Et à la réflexion, dès qu’on gratte un peu, César Birotteau a tendance à unir les contraires. À commencer par la légendaire « probité » de César, dont Balzac nous rebat les oreilles, et qui a ses limites : « il [Vauquelin] a beau dire que toute huile est bonne, nous serions perdus si le public le savait », dit César à Popinot (p. 130), admettant qu’elle ne s’applique pas à ce qui devrait être le noyau de l’activité d’un parfumeur : son produit (4). C’est, sauf erreur de ma part, l’unique passage du roman où l’honnêteté de Birotteau est explicitement remise en cause, elle qui est censée guider une bonne partie de l’intrigue. « César, chassé du domaine de la probité, était une image de l’ange soupirant après le pardon » (p. 288) : il n’y a là encore, me semble-t-il, aucune ironie dans cette analogie qui illustre à quel point César tient à sa probité.
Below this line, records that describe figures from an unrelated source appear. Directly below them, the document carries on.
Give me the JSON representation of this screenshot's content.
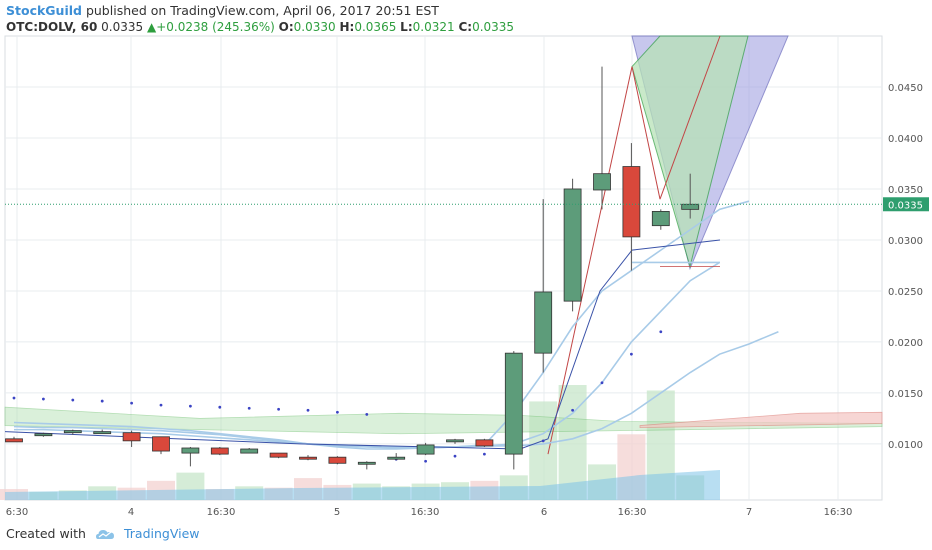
{
  "header": {
    "publisher": "StockGuild",
    "published_text": "published on TradingView.com, April 06, 2017 20:51 EST"
  },
  "ohlc": {
    "symbol": "OTC:DOLV, 60",
    "last": "0.0335",
    "change": "+0.0238 (245.36%)",
    "arrow": "▲",
    "o_label": "O:",
    "o": "0.0330",
    "h_label": "H:",
    "h": "0.0365",
    "l_label": "L:",
    "l": "0.0321",
    "c_label": "C:",
    "c": "0.0335"
  },
  "footer": {
    "created_with": "Created with",
    "brand": "TradingView"
  },
  "colors": {
    "up": "#5d9c7a",
    "down": "#d9483b",
    "grid": "#e8ecef",
    "price_line": "#2e9e6e",
    "price_tag": "#2e9e6e",
    "ma_light": "#a8cbe8",
    "pitchfork_fill": "#9b9be0",
    "green_zone": "#b7e2b7"
  },
  "chart_data": {
    "type": "candlestick",
    "ylim": [
      0.0045,
      0.05
    ],
    "yticks": [
      "0.0450",
      "0.0400",
      "0.0350",
      "0.0300",
      "0.0250",
      "0.0200",
      "0.0150",
      "0.0100"
    ],
    "xticks": [
      "6:30",
      "4",
      "16:30",
      "5",
      "16:30",
      "6",
      "16:30",
      "7",
      "16:30"
    ],
    "last_price_label": "0.0335",
    "candles": [
      {
        "o": 0.0105,
        "h": 0.0107,
        "l": 0.0102,
        "c": 0.0102
      },
      {
        "o": 0.0109,
        "h": 0.0111,
        "l": 0.0107,
        "c": 0.011
      },
      {
        "o": 0.0111,
        "h": 0.0114,
        "l": 0.0109,
        "c": 0.0113
      },
      {
        "o": 0.0112,
        "h": 0.0114,
        "l": 0.011,
        "c": 0.0112
      },
      {
        "o": 0.0111,
        "h": 0.0113,
        "l": 0.0097,
        "c": 0.0103
      },
      {
        "o": 0.0107,
        "h": 0.0107,
        "l": 0.009,
        "c": 0.0093
      },
      {
        "o": 0.0091,
        "h": 0.0097,
        "l": 0.0078,
        "c": 0.0096
      },
      {
        "o": 0.0096,
        "h": 0.0097,
        "l": 0.0089,
        "c": 0.009
      },
      {
        "o": 0.0091,
        "h": 0.0096,
        "l": 0.0091,
        "c": 0.0095
      },
      {
        "o": 0.0091,
        "h": 0.0091,
        "l": 0.0086,
        "c": 0.0087
      },
      {
        "o": 0.0087,
        "h": 0.0089,
        "l": 0.0084,
        "c": 0.0085
      },
      {
        "o": 0.0087,
        "h": 0.0088,
        "l": 0.008,
        "c": 0.0081
      },
      {
        "o": 0.0081,
        "h": 0.0083,
        "l": 0.0075,
        "c": 0.0082
      },
      {
        "o": 0.0085,
        "h": 0.0091,
        "l": 0.0084,
        "c": 0.0087
      },
      {
        "o": 0.009,
        "h": 0.0101,
        "l": 0.0089,
        "c": 0.0099
      },
      {
        "o": 0.0102,
        "h": 0.0105,
        "l": 0.01,
        "c": 0.0104
      },
      {
        "o": 0.0104,
        "h": 0.0105,
        "l": 0.0097,
        "c": 0.0098
      },
      {
        "o": 0.009,
        "h": 0.0191,
        "l": 0.0075,
        "c": 0.0189
      },
      {
        "o": 0.0189,
        "h": 0.034,
        "l": 0.017,
        "c": 0.0249
      },
      {
        "o": 0.024,
        "h": 0.036,
        "l": 0.023,
        "c": 0.035
      },
      {
        "o": 0.0349,
        "h": 0.047,
        "l": 0.033,
        "c": 0.0365
      },
      {
        "o": 0.0372,
        "h": 0.0395,
        "l": 0.027,
        "c": 0.0303
      },
      {
        "o": 0.0314,
        "h": 0.033,
        "l": 0.031,
        "c": 0.0328
      },
      {
        "o": 0.033,
        "h": 0.0365,
        "l": 0.0321,
        "c": 0.0335
      }
    ],
    "volumes": [
      0.4,
      0.3,
      0.35,
      0.5,
      0.45,
      0.7,
      1.0,
      0.4,
      0.5,
      0.45,
      0.8,
      0.55,
      0.6,
      0.5,
      0.6,
      0.65,
      0.7,
      0.9,
      3.6,
      4.2,
      1.3,
      2.4,
      4.0,
      0.9
    ],
    "parabolic_sar": [
      0.0145,
      0.0144,
      0.0143,
      0.0142,
      0.014,
      0.0138,
      0.0137,
      0.0136,
      0.0135,
      0.0134,
      0.0133,
      0.0131,
      0.0129,
      0.0085,
      0.0083,
      0.0088,
      0.009,
      0.0093,
      0.0103,
      0.0133,
      0.016,
      0.0188,
      0.021
    ],
    "ma_lines": [
      [
        0.0121,
        0.012,
        0.0119,
        0.0118,
        0.0117,
        0.0115,
        0.0113,
        0.011,
        0.0107,
        0.0104,
        0.01,
        0.0097,
        0.0095,
        0.0095,
        0.0096,
        0.0097,
        0.0099,
        0.013,
        0.017,
        0.0215,
        0.025,
        0.027,
        0.029,
        0.031,
        0.033,
        0.0338
      ],
      [
        0.0117,
        0.0116,
        0.0116,
        0.0115,
        0.0114,
        0.0113,
        0.0111,
        0.0109,
        0.0106,
        0.0103,
        0.01,
        0.0098,
        0.0097,
        0.0096,
        0.0096,
        0.0097,
        0.0098,
        0.01,
        0.011,
        0.013,
        0.016,
        0.02,
        0.023,
        0.026,
        0.0278
      ],
      [
        0.0114,
        0.0114,
        0.0113,
        0.0112,
        0.0111,
        0.011,
        0.0108,
        0.0106,
        0.0104,
        0.0102,
        0.01,
        0.0099,
        0.0098,
        0.0097,
        0.0097,
        0.0097,
        0.0098,
        0.0098,
        0.01,
        0.0105,
        0.0115,
        0.013,
        0.015,
        0.017,
        0.0188,
        0.0198,
        0.021
      ]
    ]
  }
}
On retrouve ailleurs cette alliance de l’école de commerce et du séminaire : « La haine sans désir de vengeance est un grain tombé sur du granit ; mais la vengeance vouée à César par du Tillet était un des mouvements les plus naturels, ou il faut nier la querelle des anges maudits et des anges de lumière » (p. 91). Et pour le coup, c’est peut-être quand il évoque des alliances de ce genre que Balzac est le meilleur, comme entre le sentimental et le politique : « À Paris, l’assurance est acceptée pour le pouvoir dont elle est le signe » (p. 70) ou entre le concret et l’abstrait : « la richesse rend tout supportable, tandis qu’il n’y a pas de bonheur qui ne succombe à la misère » (c’est César qui parle, p. 97).
Ça lui donnerait presque du style.
(1) Textuellement, ça donne des choses comme celle-ci : « Son affaire est claire : la faillite de Roguin donnera cinquante pour cent de dividende, à ce que le petit Crottat m’a dit. Outre ce dividende, monsieur Birotteau retrouve quarante mille francs que son prêteur n’avait pas ; puis il peut emprunter sur ses propriétés. Or, nous n’avons à payer deux cent mille francs à nos vendeurs que dans quatre mois. D’ici là, M. Birotteau paiera ses effets, car monsieur ne devait pas compter sur ce que Roguin a emporté pour les acquitter. Mais quand même M. Birotteau serait un peu serré… eh ! bien, avec quelques circulations, il arrivera. » (C’est Claparon qui parle, p. 196.) Le lecteur idéal du roman d’aventures financières est méritant.
(2) Il y a une digression à ce sujet pages 80-81.
(3) De la première à la deuxième parties, on passe du roman de mœurs à la pièce de théâtre.
(4) Il est vrai que l’intrigue se passe précisément à l’époque où la réclame commerciale se développe. C’est-à-dire que le marketing commence à prendre son essor et le produit à passer à l’arrière-plan. Balzac a quelque peu oublié Gaudissart le représentant de commerce dans son dénouement.